Sukhoi Civil Aircraft has given the estimate in its latest annual report.
President Alexander Rubtsov tells FlightGlobal that he is expecting a "significant volume" of sales on the local market, and a "few more deals" involving exports. Geopolitical pressures are not a issue, he claims.
"The main drivers are technical and economical," he says. "We didn't see too much concern [from customers] about politics."

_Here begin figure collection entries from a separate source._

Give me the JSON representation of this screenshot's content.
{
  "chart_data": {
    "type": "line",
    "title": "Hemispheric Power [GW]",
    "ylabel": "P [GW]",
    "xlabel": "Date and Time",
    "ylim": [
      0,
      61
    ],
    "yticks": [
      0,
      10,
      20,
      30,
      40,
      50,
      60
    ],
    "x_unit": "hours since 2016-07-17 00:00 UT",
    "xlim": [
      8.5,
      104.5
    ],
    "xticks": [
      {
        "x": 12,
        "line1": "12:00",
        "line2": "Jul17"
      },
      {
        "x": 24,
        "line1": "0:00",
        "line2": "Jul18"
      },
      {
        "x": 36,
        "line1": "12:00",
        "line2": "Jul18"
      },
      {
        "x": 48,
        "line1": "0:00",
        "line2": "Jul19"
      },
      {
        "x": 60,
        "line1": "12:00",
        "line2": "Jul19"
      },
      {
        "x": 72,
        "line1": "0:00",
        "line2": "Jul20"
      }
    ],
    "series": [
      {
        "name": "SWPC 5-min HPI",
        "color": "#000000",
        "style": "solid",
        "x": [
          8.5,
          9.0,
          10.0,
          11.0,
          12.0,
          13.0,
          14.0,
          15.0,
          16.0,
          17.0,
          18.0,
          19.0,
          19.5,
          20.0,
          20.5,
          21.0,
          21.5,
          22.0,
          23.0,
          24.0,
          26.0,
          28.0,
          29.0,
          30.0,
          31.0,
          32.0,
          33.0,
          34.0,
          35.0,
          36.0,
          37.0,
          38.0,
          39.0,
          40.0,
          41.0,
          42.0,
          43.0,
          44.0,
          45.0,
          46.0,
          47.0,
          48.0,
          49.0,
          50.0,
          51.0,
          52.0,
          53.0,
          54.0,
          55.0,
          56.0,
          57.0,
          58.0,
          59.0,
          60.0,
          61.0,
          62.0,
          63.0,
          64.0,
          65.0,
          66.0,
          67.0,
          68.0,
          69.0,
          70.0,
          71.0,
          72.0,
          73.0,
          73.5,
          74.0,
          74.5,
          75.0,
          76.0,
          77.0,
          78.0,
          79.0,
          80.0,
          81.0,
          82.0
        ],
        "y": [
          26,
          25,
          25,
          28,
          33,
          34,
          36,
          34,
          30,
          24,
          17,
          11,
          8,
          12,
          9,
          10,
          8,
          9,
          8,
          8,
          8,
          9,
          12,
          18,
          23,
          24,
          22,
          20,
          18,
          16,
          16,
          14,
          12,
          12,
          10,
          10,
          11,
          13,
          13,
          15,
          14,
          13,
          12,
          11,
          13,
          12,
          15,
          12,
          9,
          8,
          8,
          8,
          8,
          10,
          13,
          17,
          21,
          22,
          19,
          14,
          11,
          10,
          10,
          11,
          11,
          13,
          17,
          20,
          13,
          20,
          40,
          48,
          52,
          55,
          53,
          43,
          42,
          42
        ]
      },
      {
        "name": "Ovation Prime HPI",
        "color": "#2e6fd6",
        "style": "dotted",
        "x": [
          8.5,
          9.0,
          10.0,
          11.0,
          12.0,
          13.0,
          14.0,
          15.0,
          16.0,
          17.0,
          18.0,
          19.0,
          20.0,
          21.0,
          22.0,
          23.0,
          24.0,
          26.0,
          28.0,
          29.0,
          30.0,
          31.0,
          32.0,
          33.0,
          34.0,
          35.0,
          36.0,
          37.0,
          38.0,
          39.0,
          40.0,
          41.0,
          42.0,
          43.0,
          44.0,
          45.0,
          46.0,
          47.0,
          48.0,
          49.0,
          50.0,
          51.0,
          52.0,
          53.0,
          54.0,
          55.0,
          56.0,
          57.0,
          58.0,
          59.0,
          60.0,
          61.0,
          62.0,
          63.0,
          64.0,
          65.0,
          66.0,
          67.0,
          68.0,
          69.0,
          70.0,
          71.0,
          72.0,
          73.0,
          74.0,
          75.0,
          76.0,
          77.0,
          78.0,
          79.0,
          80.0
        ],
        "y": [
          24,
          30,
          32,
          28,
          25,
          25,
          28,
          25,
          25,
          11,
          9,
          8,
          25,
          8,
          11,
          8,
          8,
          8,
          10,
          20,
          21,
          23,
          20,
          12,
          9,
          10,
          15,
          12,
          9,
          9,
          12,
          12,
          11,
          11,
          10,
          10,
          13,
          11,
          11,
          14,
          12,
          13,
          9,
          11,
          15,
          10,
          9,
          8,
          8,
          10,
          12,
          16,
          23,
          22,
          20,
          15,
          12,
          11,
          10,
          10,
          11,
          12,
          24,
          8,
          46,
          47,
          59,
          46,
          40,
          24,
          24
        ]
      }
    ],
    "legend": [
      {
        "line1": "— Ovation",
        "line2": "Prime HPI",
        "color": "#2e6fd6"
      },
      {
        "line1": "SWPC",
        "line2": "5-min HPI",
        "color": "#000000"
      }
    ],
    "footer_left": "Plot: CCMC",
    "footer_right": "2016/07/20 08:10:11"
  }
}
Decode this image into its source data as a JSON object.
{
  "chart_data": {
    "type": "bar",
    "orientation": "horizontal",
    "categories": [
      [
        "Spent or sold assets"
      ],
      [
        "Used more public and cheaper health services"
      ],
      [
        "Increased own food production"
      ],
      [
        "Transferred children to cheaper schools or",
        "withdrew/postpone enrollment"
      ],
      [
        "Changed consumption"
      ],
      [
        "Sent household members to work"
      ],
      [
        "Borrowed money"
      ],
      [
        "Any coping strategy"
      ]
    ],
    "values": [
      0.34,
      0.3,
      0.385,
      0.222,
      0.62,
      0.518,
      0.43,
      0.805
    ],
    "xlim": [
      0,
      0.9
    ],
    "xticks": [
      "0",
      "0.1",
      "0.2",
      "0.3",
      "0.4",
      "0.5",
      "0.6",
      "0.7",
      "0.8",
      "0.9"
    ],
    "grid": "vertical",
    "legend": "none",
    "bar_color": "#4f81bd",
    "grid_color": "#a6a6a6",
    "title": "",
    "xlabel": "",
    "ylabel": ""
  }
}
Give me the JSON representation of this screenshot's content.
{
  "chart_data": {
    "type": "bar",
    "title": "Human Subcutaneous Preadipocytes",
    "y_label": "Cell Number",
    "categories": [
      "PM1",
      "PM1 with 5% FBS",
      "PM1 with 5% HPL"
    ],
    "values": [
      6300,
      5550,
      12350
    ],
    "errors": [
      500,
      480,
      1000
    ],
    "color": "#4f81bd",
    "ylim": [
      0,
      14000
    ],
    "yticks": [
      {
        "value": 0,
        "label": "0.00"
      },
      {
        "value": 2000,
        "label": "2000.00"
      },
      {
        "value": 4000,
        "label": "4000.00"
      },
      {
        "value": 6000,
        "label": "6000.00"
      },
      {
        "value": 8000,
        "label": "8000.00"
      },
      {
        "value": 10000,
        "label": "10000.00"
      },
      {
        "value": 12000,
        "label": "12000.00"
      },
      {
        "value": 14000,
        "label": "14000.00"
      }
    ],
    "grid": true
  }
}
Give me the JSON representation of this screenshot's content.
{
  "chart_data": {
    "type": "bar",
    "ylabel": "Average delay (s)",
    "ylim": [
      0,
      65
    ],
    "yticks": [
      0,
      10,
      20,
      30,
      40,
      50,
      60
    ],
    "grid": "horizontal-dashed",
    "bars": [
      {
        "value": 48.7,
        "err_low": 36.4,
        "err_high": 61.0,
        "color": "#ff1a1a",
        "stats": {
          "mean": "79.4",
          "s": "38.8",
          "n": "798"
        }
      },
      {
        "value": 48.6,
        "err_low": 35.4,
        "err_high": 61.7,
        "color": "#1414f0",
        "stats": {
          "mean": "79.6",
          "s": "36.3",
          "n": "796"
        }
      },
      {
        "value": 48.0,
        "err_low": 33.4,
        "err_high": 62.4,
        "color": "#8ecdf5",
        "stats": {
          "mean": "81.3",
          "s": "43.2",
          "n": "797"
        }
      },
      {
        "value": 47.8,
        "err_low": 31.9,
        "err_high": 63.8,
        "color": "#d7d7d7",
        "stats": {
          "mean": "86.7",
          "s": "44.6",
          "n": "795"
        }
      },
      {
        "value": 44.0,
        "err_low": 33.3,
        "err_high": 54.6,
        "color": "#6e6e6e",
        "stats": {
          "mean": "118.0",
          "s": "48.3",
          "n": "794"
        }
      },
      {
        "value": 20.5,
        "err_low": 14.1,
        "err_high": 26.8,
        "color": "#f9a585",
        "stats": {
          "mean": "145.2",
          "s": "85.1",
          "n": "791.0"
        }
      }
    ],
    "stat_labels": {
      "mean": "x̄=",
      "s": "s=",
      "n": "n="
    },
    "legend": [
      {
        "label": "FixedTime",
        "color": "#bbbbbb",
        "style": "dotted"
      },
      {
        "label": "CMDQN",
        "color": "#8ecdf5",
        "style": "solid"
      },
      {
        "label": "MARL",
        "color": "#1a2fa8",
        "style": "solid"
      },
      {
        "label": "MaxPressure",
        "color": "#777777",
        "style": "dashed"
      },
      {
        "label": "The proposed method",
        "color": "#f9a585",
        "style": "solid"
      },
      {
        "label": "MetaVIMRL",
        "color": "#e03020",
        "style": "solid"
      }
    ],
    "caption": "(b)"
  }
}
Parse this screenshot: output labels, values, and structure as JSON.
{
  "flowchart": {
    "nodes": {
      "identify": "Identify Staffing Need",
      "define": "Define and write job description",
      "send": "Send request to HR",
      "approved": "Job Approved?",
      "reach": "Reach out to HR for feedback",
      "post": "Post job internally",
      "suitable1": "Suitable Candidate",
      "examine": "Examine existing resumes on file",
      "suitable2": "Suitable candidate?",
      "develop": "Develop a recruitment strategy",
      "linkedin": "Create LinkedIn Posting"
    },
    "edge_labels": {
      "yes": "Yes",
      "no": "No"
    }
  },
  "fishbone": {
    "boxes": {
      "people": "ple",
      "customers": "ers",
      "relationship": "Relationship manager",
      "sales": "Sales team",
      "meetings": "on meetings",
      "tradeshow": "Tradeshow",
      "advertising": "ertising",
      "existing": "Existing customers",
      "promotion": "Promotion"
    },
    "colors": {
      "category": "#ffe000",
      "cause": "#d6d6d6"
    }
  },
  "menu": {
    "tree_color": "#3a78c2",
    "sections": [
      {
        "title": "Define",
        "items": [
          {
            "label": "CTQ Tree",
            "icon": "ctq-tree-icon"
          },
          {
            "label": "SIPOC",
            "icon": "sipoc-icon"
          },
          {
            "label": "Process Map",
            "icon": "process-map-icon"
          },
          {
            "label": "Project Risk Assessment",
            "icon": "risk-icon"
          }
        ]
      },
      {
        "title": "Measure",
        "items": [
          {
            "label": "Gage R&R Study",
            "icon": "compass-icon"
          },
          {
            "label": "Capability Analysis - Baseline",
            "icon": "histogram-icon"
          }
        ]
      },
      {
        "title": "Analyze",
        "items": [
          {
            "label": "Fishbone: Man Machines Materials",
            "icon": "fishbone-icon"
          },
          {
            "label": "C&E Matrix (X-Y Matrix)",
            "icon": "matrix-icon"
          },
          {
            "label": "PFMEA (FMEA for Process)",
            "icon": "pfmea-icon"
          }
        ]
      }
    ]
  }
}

But the company is engaged in a substitution programme to swap out parts which, under US restrictions, limit the type's export potential.
Rubtsov also states that Sukhoi intends to double the amount of Russian content in the aircraft, to around 30%.
Sukhoi is expecting to produce around 30 Superjets this year, a similar figure to 2017. Half of last year's aircraft, according to its figures, were produced in the fourth quarter.
The airframer is continuing to refine the Superjet 100, with developments including its 'sabrelet' wing-tips, intended to improve fuel-burn by 3%,
Sukhoi has been concentrating on modifications to take the aircraft's capacity to 110 seats, and its operating environment up to airport altitudes of 4,000m and temperatures of 50C.
It also refers to a cargo version and range improvements to the business-jet variant – as well as the planned development of a shrunk 75-seat model.
Sukhoi Civil Aircraft has an affiliate organisation, SuperJet International, located in Italy. Following the winding-down of Italian shareholder participation in the Superjet programme, the manufacturer's annual report states that the company is working on "integration" of the two operations, without elaborating.